Airlines are charging solo passengers higher fares than groups

Bulk Discounts vs “Penalizing” Solo Travelers

  • Many see this as standard quantity discounting: buying more seats gets a lower per‑seat price, like buying in bulk at Costco.
  • Others argue the framing matters: if solo prices are higher so families pay less, singles are effectively subsidizing groups.
  • Several point out that previously group bookings often paid more (fare buckets moving the whole group to a higher price), so this feels like a notable shift.

Solo Travel and Lodging Costs

  • Solo travelers already pay a “single tax” on hotels, cruises, and tours that price per room or per double occupancy.
  • Hostels and single rooms exist but often trade off privacy and security; many commenters say these are not acceptable substitutes.
  • Some note that in parts of Asia and Mexico, hotels explicitly price per person, which can also disadvantage solo guests.

Airline Economics & Price Discrimination

  • Multiple comments emphasize airlines are low‑margin, high‑risk businesses, heavily reliant on dynamic pricing and extras (bags, seat fees, credit‑card deals).
  • This behavior is viewed as another segmentation tactic: solo tickets, one‑ways, and last‑minute or business itineraries are less price‑sensitive, so they get charged more.
  • Others stress that families are more price‑sensitive and more likely to add bags and seat assignments, so discounting them can still maximize revenue and load factors.

Fairness, Society, and Singles vs Families

  • Some argue society already disadvantages singles (tax rules, housing, travel pricing), and this is one more example.
  • Pushback: raising children is extremely costly; discounts for families or children are framed as social incentives rather than penalties on singles.
  • Debate spills into philosophy: is favoring family formation necessary for a functioning society, or just accepted discrimination?

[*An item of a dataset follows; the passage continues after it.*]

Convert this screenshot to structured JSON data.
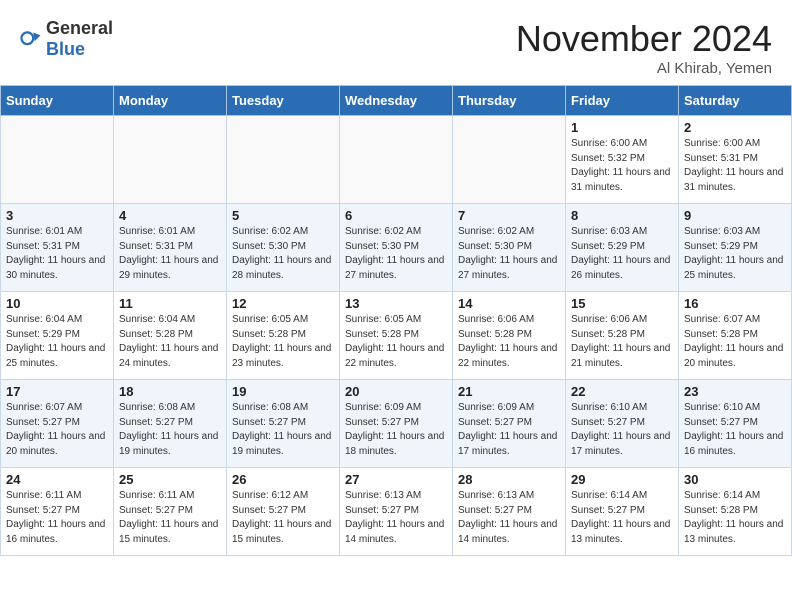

Opacity, Manipulation, and Regulation

  • Strong frustration at opaque, constantly shifting fares and the need to “game” the system (incognito searches, date shifting, round‑trip hacks).
  • Some call for stricter regulation or utility‑style treatment; others respond that deregulation made flying dramatically cheaper and choice greater.
  • Several note the core harm isn’t the existence of group discounts but the non‑transparent, algorithmic way they’re applied.

Workarounds and New Ideas

  • Suggestions include platforms to match solo travelers into “ad‑hoc groups” to capture discounts, though many warn about shared PNR risks and flakiness.
  • A few insiders say this kind of group discounting is unsurprising and wonder only why it took airlines so long to deploy it.